C) Looking at the Letters as a Whole

 

                   Looking at the letters as a whole strengthens and emphasizes that there was a threat to inflict serious bodily harm on the three victims. The words "I am going to fuck you even if I have to rape you" are found towards the end of a letter written to young women graphically describing various sexual acts the appellant intended to perform.  The clear inference was that rape would be the means of enforcing compliance with the depicted sexual activity.  This was not juvenile, puerile sexual fantasizing, it was a threat of grave violence intended to enforce compliance. The words used are not ambiguous; rather they are explicit and clear.  Taken in the context of the letter, they threaten serious bodily harm emphasized by the use of the underlined word rape.  The letters could have no other meaning than that these three women would be subjected to forcible sexual penetration without consent through the use of violence.  The purpose of the threat was to create a fear of such a degree of bodily harm from the application of force that the victims would not resist the sexual acts of the appellant.  There could be no conclusion drawn by the victims other than that they would be subjected to violence should they resist the appellant.

 

                   In this case it was appropriate to consider the evidence of the complainants as to the effect of the letters upon them as an aid determining what the words would mean to a reasonable person.

 

                   These young women were forced to live with the threat of being sexually assaulted and to carry out their activities with the knowledge that they were being stalked by the appellant.  No reasonable person looking at the letters could come to any other conclusion than that they constituted a threat to cause serious bodily harm.  The threat resulted in the restriction of life style, of movement and of choice of action that the section was designed to alleviate. This is the very type of threat that s. 264.1(1)(a) was designed to combat.  The evidence of the complainants coupled with a review of the words of the letter would inevitably lead to the conclusion that the accused had knowingly uttered a threat to cause the complainants serious bodily harm.  The facts of this case required a conviction on the three charges.

 

Summary

 

                   For the purposes of s. 264.1(1) (a) of the Criminal Code  "serious bodily harm" means any hurt or injury, whether physical or psychological, that interferes in a substantial way with the integrity, health or well-being of a victim.  To determine whether spoken or written words constitute a threat to cause serious bodily harm they must be looked at in the context in which they were spoken or written, in light of the person to whom they were addressed and the circumstances in which they were uttered.

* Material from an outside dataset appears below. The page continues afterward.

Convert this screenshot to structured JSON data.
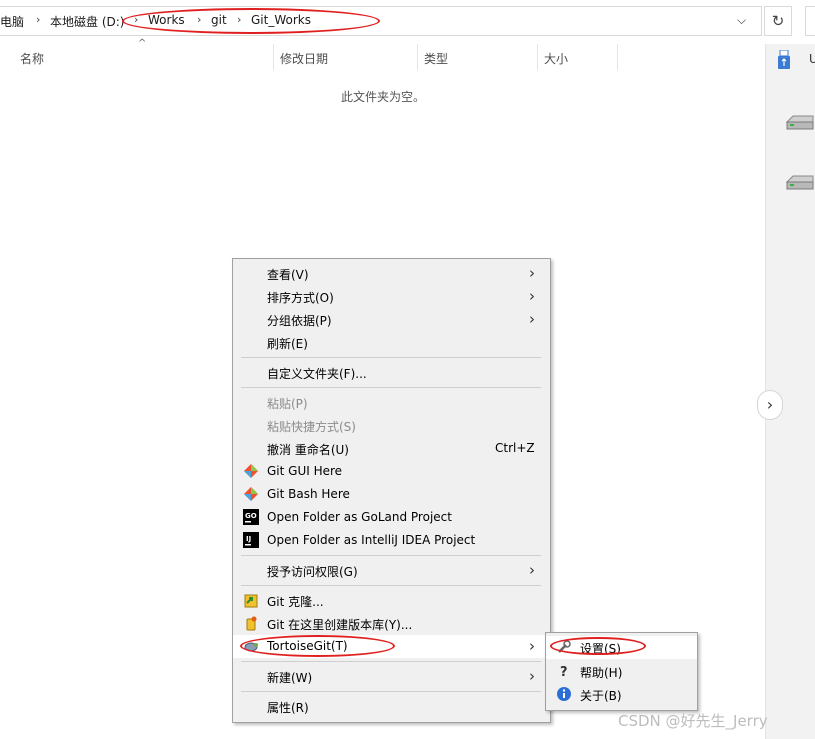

They should be viewed in an objective way and the meaning attributed to the words should be that which a reasonable person would give to them.  A threat to rape in and of itself considered in light of the context of the written words or conversation in which the threat was made and of the person to whom the words were addressed may constitute a threat to cause serious bodily harm.  In this case the threats contained in the letters constitute a threat to cause serious bodily harm.

 

Disposition

 

                   In the result I would dismiss the appeal and affirm the decision of the majority of the Court of Appeal.

 

                   Appeal dismissed.

 

                   Solicitors for the appellant: Bayne, Sellar, Boxall, Ottawa.

 

                   Solicitor for the respondent: The Ministry of the Attorney General, Toronto.